Insights From Leading Edge



IFTLE 337 Will Samsung displace Intel in 2017?; Foundry Samsung – A reality; I-Cube

By Dr. Phil Garrou, Contributing Editor

Samsung will soon displace Intel

IC insights has announced that if memory market prices continue to hold through 2Q17 Samsung could displace Intel, which has held the #1 semiconductor sales ranking since 1993.

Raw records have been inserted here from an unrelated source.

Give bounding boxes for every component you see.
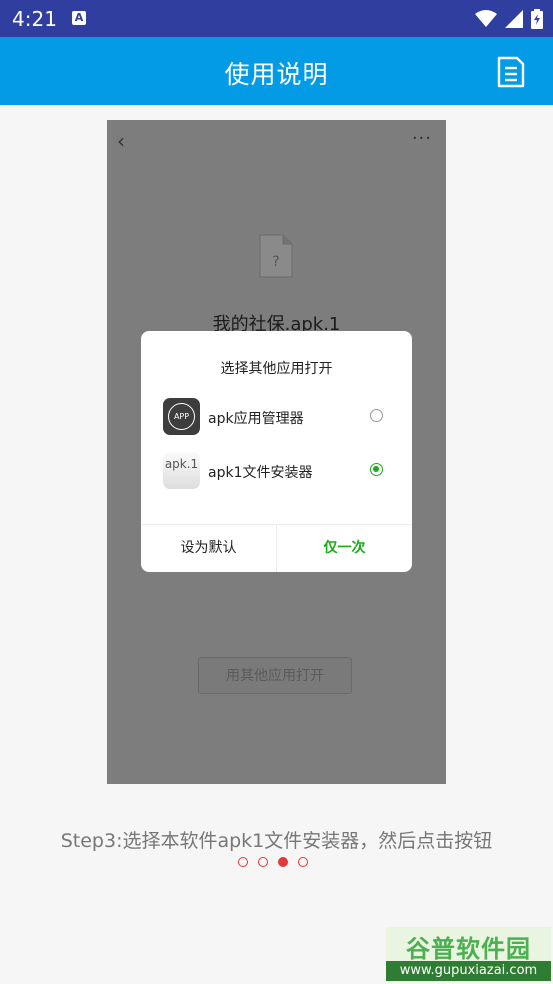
status-bar: 4:21 A: [0, 0, 553, 37]
step-caption: Step3:选择本软件apk1文件安装器，然后点击按钮: [60, 830, 493, 852]
page-dot-1[interactable]: [238, 857, 248, 867]
battery-icon: [531, 9, 543, 29]
signal-icon: [505, 10, 523, 28]
site-watermark: 谷普软件园 www.gupuxiazai.com: [386, 927, 551, 982]
page-dot-4[interactable]: [298, 857, 308, 867]
open-with-other-app-button: 用其他应用打开: [198, 657, 352, 694]
option-label: apk1文件安装器: [208, 465, 313, 481]
page-indicator: [238, 857, 308, 867]
apk1-installer-icon: apk.1: [163, 452, 200, 489]
unknown-file-icon: ?: [259, 234, 293, 278]
watermark-url: www.gupuxiazai.com: [386, 961, 551, 981]
document-list-icon[interactable]: [493, 54, 529, 90]
notification-a-icon: A: [72, 11, 86, 25]
app-manager-icon: APP: [163, 398, 200, 435]
radio-checked[interactable]: [370, 463, 383, 476]
page-dot-3-active[interactable]: [278, 857, 288, 867]
status-icons: [475, 8, 543, 30]
option-label: apk应用管理器: [208, 411, 304, 427]
open-with-dialog: 选择其他应用打开 APP apk应用管理器 apk.1 apk1文件安装器 设为…: [141, 331, 412, 572]
option-apk-manager[interactable]: APP apk应用管理器: [141, 394, 412, 440]
more-icon: ···: [411, 128, 432, 149]
page-title: 使用说明: [224, 60, 329, 89]
status-time: 4:21: [12, 7, 57, 31]
wifi-icon: [475, 10, 497, 27]
back-icon: ‹: [117, 129, 125, 153]
set-default-button[interactable]: 设为默认: [141, 525, 276, 572]
svg-text:?: ?: [272, 254, 279, 270]
dialog-title: 选择其他应用打开: [220, 361, 333, 377]
watermark-brand: 谷普软件园: [406, 935, 531, 963]
page-dot-2[interactable]: [258, 857, 268, 867]
radio-unchecked[interactable]: [370, 409, 383, 422]
app-bar: 使用说明: [0, 37, 553, 105]
option-apk1-installer[interactable]: apk.1 apk1文件安装器: [141, 448, 412, 494]
just-once-button[interactable]: 仅一次: [277, 525, 412, 572]
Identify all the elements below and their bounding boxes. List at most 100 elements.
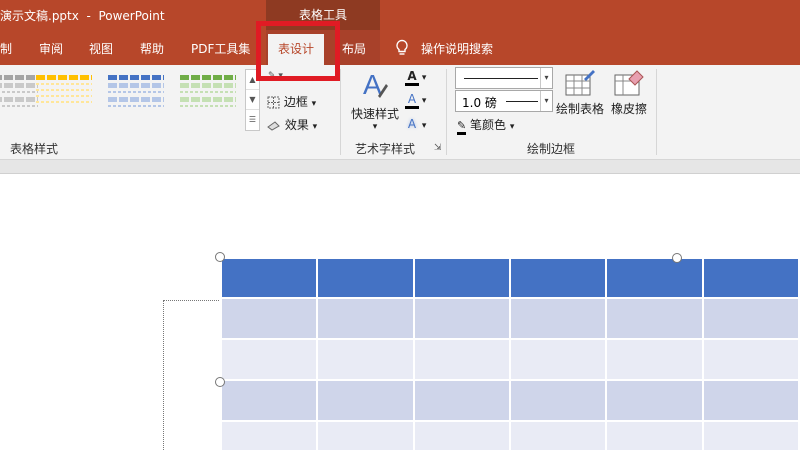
border-icon bbox=[267, 96, 280, 109]
table-row[interactable] bbox=[219, 379, 800, 422]
wordart-a-icon: A bbox=[363, 69, 388, 100]
quick-styles-label: 快速样式 bbox=[350, 107, 399, 121]
tab-partial[interactable]: 制 bbox=[0, 40, 12, 57]
gallery-up-icon[interactable]: ▲ bbox=[246, 70, 259, 90]
border-button[interactable]: 边框 ▾ bbox=[267, 93, 316, 110]
tab-pdf-tools[interactable]: PDF工具集 bbox=[191, 40, 250, 57]
table-cell[interactable] bbox=[219, 257, 319, 299]
table-cell[interactable] bbox=[412, 420, 511, 450]
table-cell[interactable] bbox=[219, 297, 319, 340]
table-cell[interactable] bbox=[508, 338, 608, 381]
resize-handle[interactable] bbox=[215, 377, 225, 387]
gallery-down-icon[interactable]: ▼ bbox=[246, 90, 259, 110]
tab-table-design[interactable]: 表设计 bbox=[268, 34, 325, 65]
tell-me-search[interactable]: 操作说明搜索 bbox=[421, 40, 493, 57]
table-cell[interactable] bbox=[701, 257, 800, 299]
table-style-thumb-gold[interactable] bbox=[36, 75, 92, 119]
table-cell[interactable] bbox=[605, 338, 704, 381]
tab-view[interactable]: 视图 bbox=[89, 40, 113, 57]
table-cell[interactable] bbox=[508, 420, 608, 450]
group-separator bbox=[340, 69, 341, 155]
text-effects-button[interactable]: A ▾ bbox=[405, 117, 427, 131]
effects-button[interactable]: 效果 ▾ bbox=[266, 116, 317, 133]
table-cell[interactable] bbox=[316, 297, 415, 340]
effects-label: 效果 bbox=[284, 118, 309, 132]
table-cell[interactable] bbox=[316, 420, 415, 450]
table-cell[interactable] bbox=[219, 338, 319, 381]
resize-handle[interactable] bbox=[215, 252, 225, 262]
tab-help[interactable]: 帮助 bbox=[140, 40, 164, 57]
text-outline-icon: A bbox=[405, 92, 419, 109]
eraser-button[interactable]: 橡皮擦 bbox=[608, 69, 650, 117]
pen-color-button[interactable]: ✎ 笔颜色 ▾ bbox=[457, 116, 514, 135]
resize-handle[interactable] bbox=[672, 253, 682, 263]
table-row[interactable] bbox=[219, 338, 800, 381]
table-row[interactable] bbox=[219, 257, 800, 299]
table-cell[interactable] bbox=[605, 420, 704, 450]
pen-style-dropdown[interactable]: ▾ bbox=[455, 67, 553, 89]
table-cell[interactable] bbox=[219, 379, 319, 422]
chevron-down-icon[interactable]: ▾ bbox=[540, 91, 552, 111]
pen-color-icon: ✎ bbox=[457, 119, 467, 135]
ribbon-tabs: 制 审阅 视图 帮助 PDF工具集 表设计 布局 操作说明搜索 bbox=[0, 30, 800, 65]
eraser-label: 橡皮擦 bbox=[610, 102, 647, 116]
table-cell[interactable] bbox=[219, 420, 319, 450]
table-style-thumb-gray[interactable] bbox=[0, 75, 38, 119]
table-cell[interactable] bbox=[701, 297, 800, 340]
table-cell[interactable] bbox=[316, 338, 415, 381]
text-outline-button[interactable]: A ▾ bbox=[405, 92, 426, 109]
table-cell[interactable] bbox=[605, 297, 704, 340]
table-cell[interactable] bbox=[316, 379, 415, 422]
group-separator bbox=[656, 69, 657, 155]
tab-review[interactable]: 审阅 bbox=[39, 40, 63, 57]
table-cell[interactable] bbox=[701, 338, 800, 381]
title-bar: 演示文稿.pptx - PowerPoint 表格工具 bbox=[0, 0, 800, 30]
draw-borders-group-label: 绘制边框 bbox=[527, 142, 576, 156]
table-cell[interactable] bbox=[412, 257, 511, 299]
dialog-launcher-icon[interactable]: ⇲ bbox=[434, 143, 442, 153]
table-cell[interactable] bbox=[605, 379, 704, 422]
table-row[interactable] bbox=[219, 420, 800, 450]
table-cell[interactable] bbox=[701, 420, 800, 450]
table-style-thumb-blue[interactable] bbox=[108, 75, 164, 119]
table-styles-group-label: 表格样式 bbox=[10, 142, 59, 156]
text-fill-button[interactable]: A ▾ bbox=[405, 69, 426, 86]
shading-icon[interactable]: ✎ ▾ bbox=[268, 71, 283, 81]
table-cell[interactable] bbox=[701, 379, 800, 422]
gallery-scroller[interactable]: ▲ ▼ ☰ bbox=[245, 69, 260, 131]
table-row[interactable] bbox=[219, 297, 800, 340]
pen-weight-value: 1.0 磅 bbox=[462, 96, 497, 110]
effects-icon bbox=[267, 121, 280, 131]
table-cell[interactable] bbox=[605, 257, 704, 299]
table-cell[interactable] bbox=[412, 379, 511, 422]
text-fill-icon: A bbox=[405, 69, 419, 86]
lightbulb-icon bbox=[396, 39, 408, 55]
border-label: 边框 bbox=[283, 95, 308, 109]
table-cell[interactable] bbox=[316, 257, 415, 299]
slide-area-gap bbox=[0, 160, 800, 174]
table-cell[interactable] bbox=[412, 338, 511, 381]
table-cell[interactable] bbox=[508, 297, 608, 340]
eraser-icon bbox=[614, 70, 644, 96]
text-effects-icon: A bbox=[407, 117, 417, 131]
gallery-more-icon[interactable]: ☰ bbox=[246, 110, 259, 130]
table-cell[interactable] bbox=[508, 379, 608, 422]
pen-weight-dropdown[interactable]: 1.0 磅 ▾ bbox=[455, 90, 553, 112]
chevron-down-icon[interactable]: ▾ bbox=[540, 68, 552, 88]
table-cell[interactable] bbox=[412, 297, 511, 340]
tab-layout[interactable]: 布局 bbox=[342, 40, 366, 57]
table-tools-context-label: 表格工具 bbox=[266, 0, 380, 30]
pen-color-label: 笔颜色 bbox=[470, 118, 507, 132]
table-style-thumb-green[interactable] bbox=[180, 75, 236, 119]
ribbon-panel: ▲ ▼ ☰ 表格样式 ✎ ▾ 边框 ▾ 效果 ▾ A 快速样式 ▾ A ▾ A … bbox=[0, 65, 800, 160]
quick-styles-button[interactable]: A 快速样式 ▾ bbox=[350, 69, 400, 132]
draw-table-button[interactable]: 绘制表格 bbox=[555, 69, 605, 117]
slide-table[interactable] bbox=[219, 257, 800, 450]
draw-table-label: 绘制表格 bbox=[555, 102, 604, 116]
draw-table-icon bbox=[565, 70, 595, 96]
wordart-styles-group-label: 艺术字样式 bbox=[355, 142, 416, 156]
table-cell[interactable] bbox=[508, 257, 608, 299]
pen-weight-line bbox=[506, 101, 538, 102]
pen-style-line bbox=[464, 78, 538, 79]
window-title: 演示文稿.pptx - PowerPoint bbox=[0, 9, 165, 23]
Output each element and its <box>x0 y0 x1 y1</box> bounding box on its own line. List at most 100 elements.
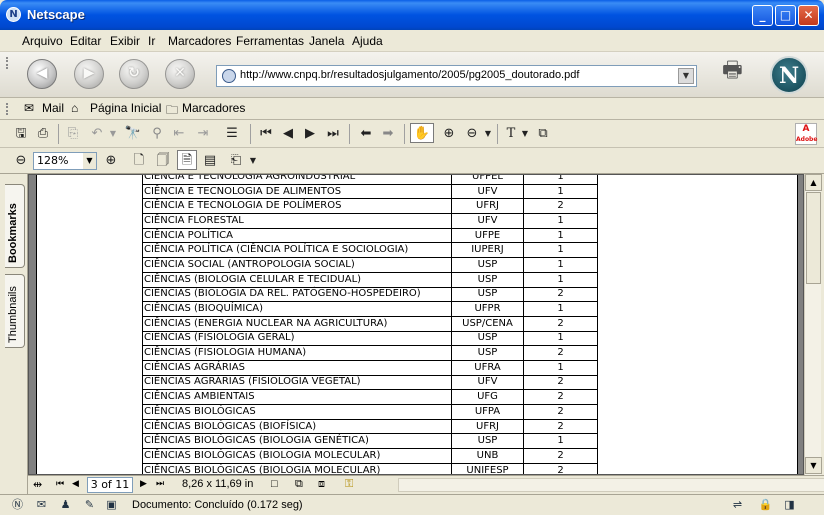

“Using the mid range sales guidance set by Intel for 2Q17, and a modest, yet typical, 2Q sales increase of 7.5% for Samsung, the South Korean supplier would unseat Intel as the world’s leading semiconductor supplier in 2Q17 (see below). [link]

IC insights 1

As we have discussed in IFTLE 332 “Wither Goest the Toshiba NAND Business…” Toshiba is in the process of selling off their memory business to raise cash. At that point all 6 of the 1993 top 10 semiconductor suppliers from Japan will be out of the top 10.

IC insights 2

Samsung Foundry Separates

Late last fall reports from Korea indicated that Samsung would likely spin off a foundry business unit. [link]. “Samsung Electronics’ System LSI business division is largely divided into four segments; system on chip (SoC) team which develops mobile APs, LSI development team which designs display driver chips and camera sensors, foundry business team and support team. According to many officials in the industry, Samsung Electronics is now considering forming the fabless division by uniting the SoC and LSI development teams and separating from the foundry business.”

IFTLE has commented many times over the past 5 years that if Samsung ever focused on a foundry business they would immediately become the #2 foundry supplier and could soon compete with TSMC for the number one spot.

On May 12th Samsung finally announced it will spin off its foundry operation from the System LSI division to create an independent business unit [link]

If Samsung really wants to run this is a seperate entity and compete head on with TSMC, IFTLE recommends they take their packaging capabilities withthem to the foundry because that’s the only way to compete with CoWoS and InFO etc.

Samsung 14nm Network Processor uses 2.5D “I-Cube”

Samsung reported that they have taped out their 14nm Network Processor close collaboration with eSilicon and Rambus [link]. This is based on Samsung’s 14LPP (Low-Power Plus) 3D FinFET process eSilicon’s ASIC and 2.5D design capability and IP solutions, and Rambus’ 28G SerDes solution.

Samsung announced that they will “…keep developing (our) network foundry solution to be a ….total network solution provider aligned with (our) process roadmap from 14nm to 10nm to 7nm.”

On the packaging front, they report that they have named their newly developed full 2.5D turnkey solution, which connects a logic chip and HBM2 memory on an interposer, as I-CubeTM (Interposer-Cube) solution. This 14LPP network process chip is the first product that Samsung applied I-CubeTM solution together with Samsung’s HBM2 memory. The I-CubeTM solution will be essential to network applications for high-speed signaling, and it is expected to be adopted into other applications such as computing, server and AI in the near future.

e-Silicon aded “Our HBM Gen2 PHY, custom flip-chip package design and custom memory designs also helped to optimize the power, performance and area for the project.”

HBM2 Interposer with Silicon or Laminate?

At the Hot Chips conference late last summer Samsung in a proposal for low-cost HBM, Samsung outlined plans to lower the complexity and thus cost of HBM technology.

The savings will come from solutions to the listed challenges.

– fewer TSV will make the stacks easier to manufacture and interconnect

– removing the buffer die will make the stack simpler, but the buffer die customization was one of the original tenants for the memory stacking concept so this is confusing.

– moving from a silicon to a laminate interposer on first glance should reduce costs, and the rest of the industry has certainly listed this as an option, but it is still unclear the impact this will have on performance.